機能性ディスペプシアと診断されるのは、(1)ある程度慢性的に胃の不調があり、(2)内視鏡などで胃を調べても潰瘍やがんなどの異常(器質的疾患)が見られない場合だ。
「代表的な症状は〈つらいと感じる食後の胃もたれ〉〈食べ始めるとすぐにお腹がいっぱいになり、それ以上食べられない〉〈みぞおちの痛み〉〈みぞおちの焼けるような感じ〉の4つ。ただし、人によって不調の表現が違うので実際の症状の訴えは多岐にわたります」
原因ははっきりと分かっていない。胃はストレスや日常生活で生じる負荷の影響を受けやすいので、それらの外的要因に、体質や年齢的な変化などが加わって発症すると考えられている。4人に1人が機能性ディスペプシアという指摘もある。

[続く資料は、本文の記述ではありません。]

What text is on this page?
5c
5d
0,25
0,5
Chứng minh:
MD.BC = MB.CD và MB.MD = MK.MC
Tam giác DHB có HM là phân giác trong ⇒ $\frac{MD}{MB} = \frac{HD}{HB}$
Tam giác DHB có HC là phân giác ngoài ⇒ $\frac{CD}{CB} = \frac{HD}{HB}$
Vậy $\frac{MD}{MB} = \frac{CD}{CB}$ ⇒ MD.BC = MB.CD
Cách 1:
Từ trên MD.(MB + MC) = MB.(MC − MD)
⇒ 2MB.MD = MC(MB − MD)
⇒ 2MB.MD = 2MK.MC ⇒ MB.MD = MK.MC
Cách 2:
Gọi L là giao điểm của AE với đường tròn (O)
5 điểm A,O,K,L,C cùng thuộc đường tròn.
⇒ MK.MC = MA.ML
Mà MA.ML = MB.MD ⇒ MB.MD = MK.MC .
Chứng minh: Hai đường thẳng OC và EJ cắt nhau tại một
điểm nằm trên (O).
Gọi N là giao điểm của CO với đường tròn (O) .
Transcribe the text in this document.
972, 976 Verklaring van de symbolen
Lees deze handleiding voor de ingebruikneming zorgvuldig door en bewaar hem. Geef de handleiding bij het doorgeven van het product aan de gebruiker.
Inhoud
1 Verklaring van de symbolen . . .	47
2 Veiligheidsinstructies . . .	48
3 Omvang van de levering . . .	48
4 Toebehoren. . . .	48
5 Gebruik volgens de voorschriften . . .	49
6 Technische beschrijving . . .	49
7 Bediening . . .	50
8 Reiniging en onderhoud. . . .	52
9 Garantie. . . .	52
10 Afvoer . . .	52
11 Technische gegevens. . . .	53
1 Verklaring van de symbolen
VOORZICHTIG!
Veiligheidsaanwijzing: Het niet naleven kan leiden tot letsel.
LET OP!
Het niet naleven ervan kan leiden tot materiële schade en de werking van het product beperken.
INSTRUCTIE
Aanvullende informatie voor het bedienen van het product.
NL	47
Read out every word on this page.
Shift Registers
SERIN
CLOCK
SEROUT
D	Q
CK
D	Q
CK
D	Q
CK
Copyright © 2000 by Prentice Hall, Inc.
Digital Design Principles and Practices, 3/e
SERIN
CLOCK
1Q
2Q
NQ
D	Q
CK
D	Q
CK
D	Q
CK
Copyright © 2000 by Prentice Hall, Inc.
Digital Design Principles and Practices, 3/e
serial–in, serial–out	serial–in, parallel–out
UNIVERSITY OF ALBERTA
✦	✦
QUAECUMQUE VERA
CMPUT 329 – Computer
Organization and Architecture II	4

しかし、一般の人はもちろん、医師の間でも完全に認知されているとは言い難く、個々の患者に適切な診断や治療が行われているとはいえない状況だ。冒頭の(2)のように、機能性ディスペプシアは器質的疾患がないからこそ、そう診断されるのだが、「異常なし。治療の必要がない」とみなす医師もいれば、数種類の胃薬を同時に処方する医師もいる。